「心に刺さる」とSNSでも話題!現役高校教師が描いたコミックエッセイ『天才じゃない私たちが輝くために』【著者インタビュー】

日々感じてるモヤモヤとした不安や悩み・疑問にズバッと回答するエピソードが、「いい話」「心に刺さりまくった」とSNSで注目されているのをご存知ですか?

投稿しているのは、現役美術教師であり、画家であり、漫画家でもある夏目にーに(@212natsume)さん。X(旧Twitter)総インプレッション数は1億以上と、多くの共感と反響を読んでいます。
その中から、特に反響のあったエピソードが収録されているのが『天才じゃない私たちが輝くために ~がんばる前に読みたい23の言葉~』。「もっと頑張ろう!」と前向きになれる言葉が詰まった本作に、夏目さんが込めた想いとは? 作品について夏目にーにさんにお話を伺いました。

今を生きる多くの人が共感できる1冊

舞台は私立高校。
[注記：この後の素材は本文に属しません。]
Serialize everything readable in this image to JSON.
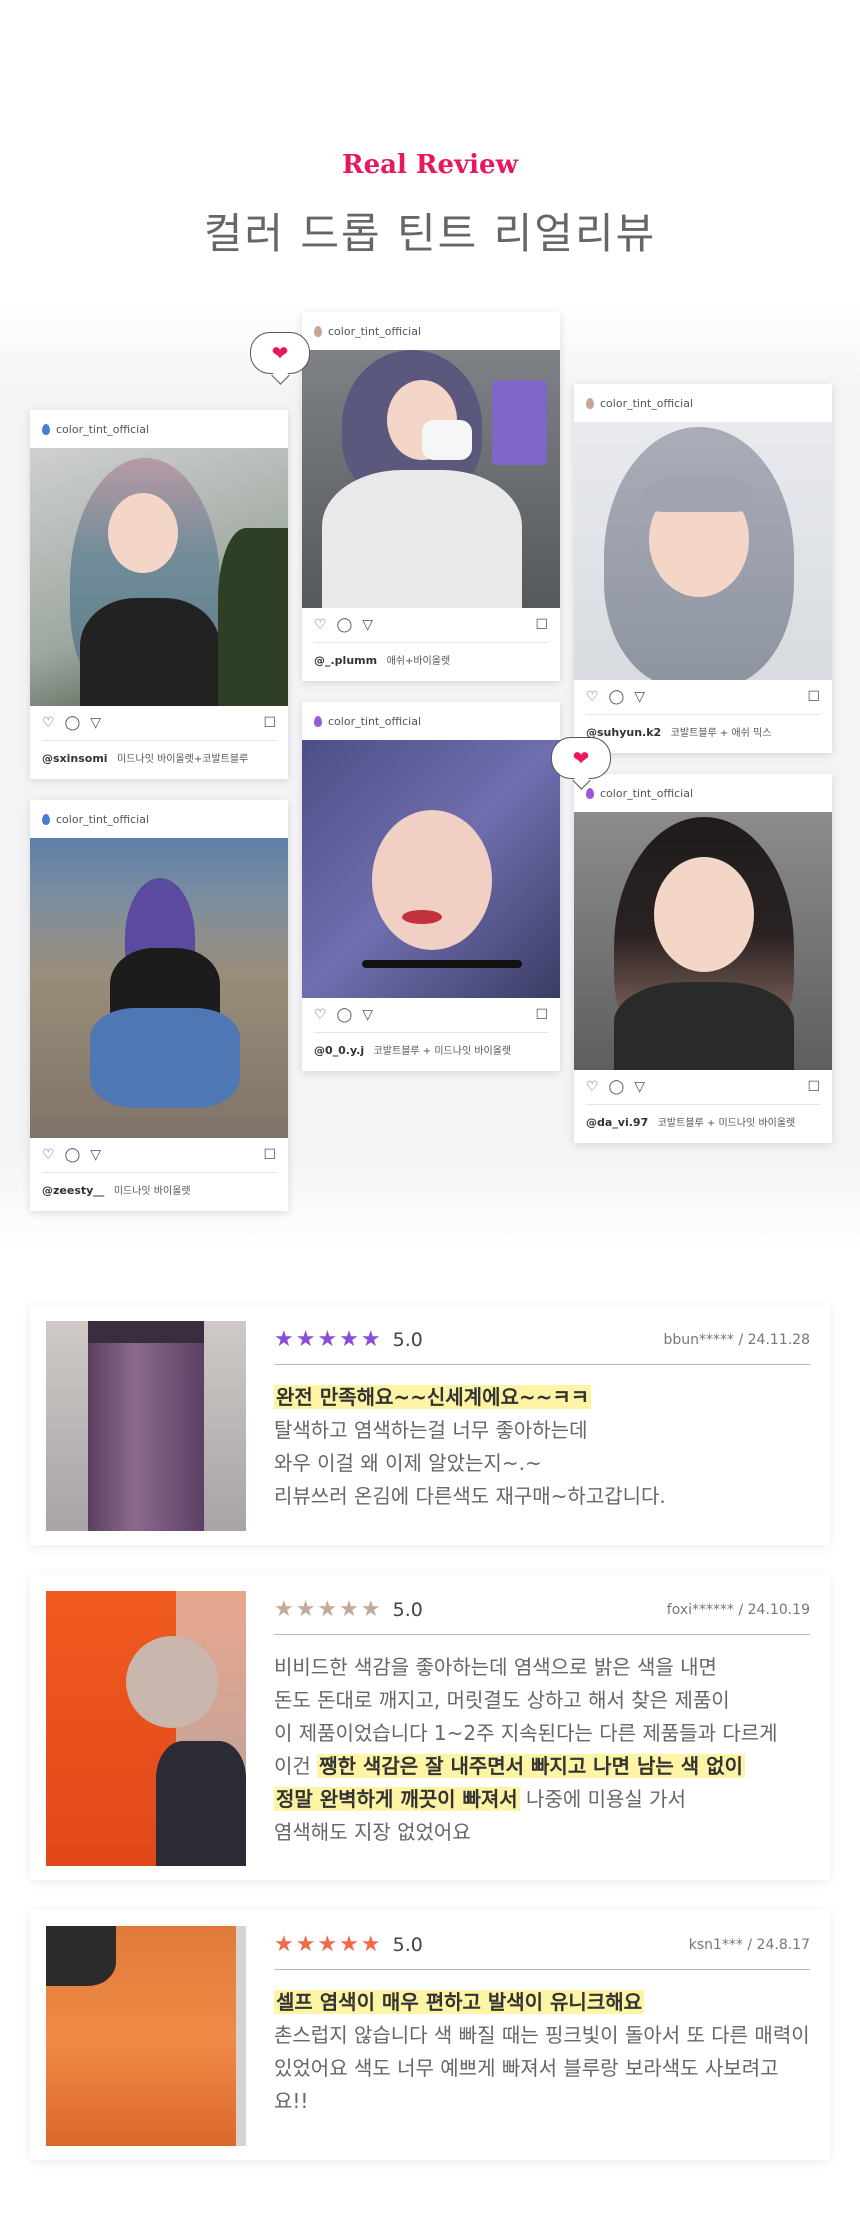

現役美術教師として勤務する夏目にーに先生のもとには、主に美術部の生徒たちが日常生活の悩みや疑問、将来への不安などを相談しにやってきます。

「美術部を辞めたい」という生徒がいれば、「忙しくて絵を描く時間がない」、「好きなことで食べていけるか不安」、「やりたいことが見つからない」という生徒も…。

著者はこれらに、自身の経験や過去の生徒に共通することを照らし合わせ、厳しくも温かい言葉でズバッと回答!実際に生徒と交わした会話がベースになったエピソードは、絵を描く人だけにとどまらず、今を生きる多くの人が共感できるはず。

SNSで反響のあった23のエピソードに描き下ろしを加えた、読み応えのある1冊となっています。

完璧でないからこそ、相手に強くを求めすぎない

――作中で、夏目さんのお気に入りのエピソードはなんですか?

夏目にーにさん:「今やれ、今」は自分のなかでは会心の出来で、以降のエピソードはこの話をベースに作っています。

――漫画家になりたいという夢を抱きつつも行動できていない生徒の話ですね。サクッと作品をネットに出せというアドバイスと、「言い訳ばっかり探していると何もしないまま夢が終了する」「だから、今やれ、今」という言葉が心に刺さるエピソードでした。


夏目にーにさん:やりたいけど、やれないと誰しも思っているテーマを扱っていて、心をえぐるようなシーンも描けて、いい反響もありつつ、拒否反応もあったのがすごく手応えがありました。よい感想:拒否反応=8:2くらいであるのが、自分のなかでは理想です。

――ある程度の拒否反応があることも大切にされているのですね!とはいえ、多感な時期の生徒さんにかける言葉選びは、特に気を遣うのではないかと思います。声掛けや質問への回答の際に、心がけていることはありますか?

夏目にーにさん:自分が言われて嫌だなーと思うことは言わない。「忘れ物した」などのうっかりミスは、そこまで詰めるような指導はしない、期待しすぎない。私もうっかりミスはありますので、自分も完璧でないのに相手に強く求めないことが信頼関係につながると考えています。また子どものみならず、大人も不完全なものだと思っているので、過度の期待をしないようにするのが互いのためだと思っています。

昭和~平成の私が学生の頃とは、学校の雰囲気も全く違うので「とにかく問題になりそうな言動はしない」は身に染みています。漫画はフィクションなので、面白く話題になるような言葉選びをしていますが、実際はリスクが伴う言葉は極力避けています。凡庸な教師なので。


――多くの生徒さんたちの人生のターニングポイントに立ち会ってきた夏目さん。ご自身の人生のターニングポイントを教えてください。

夏目にーにさん:25歳の大学院生時、大学の実習助手の試験に落ちたことです。何となく教授から大学に残れると匂わせられ、就職活動もせずのんきに面接試験に臨んだら、その夜に不採用の連絡がきました。卒業間際だったのでその時点で無職が確定し、かなりの絶望感を味わいました。その後すぐ、在学中お世話になった人から「絵画教室の先生やんない?」と誘いがあったのですが、直感で「地元に戻って0からやり直そう」と断り、今も地元で何とかやっています。正しい選択だったと、今も心から思っています。

私のターニングポイントには常に絶望があって、そこから絶対見返してやるという気持ちから人生が好転しまくっているので、これからも直感に従って生きていこうと思っています。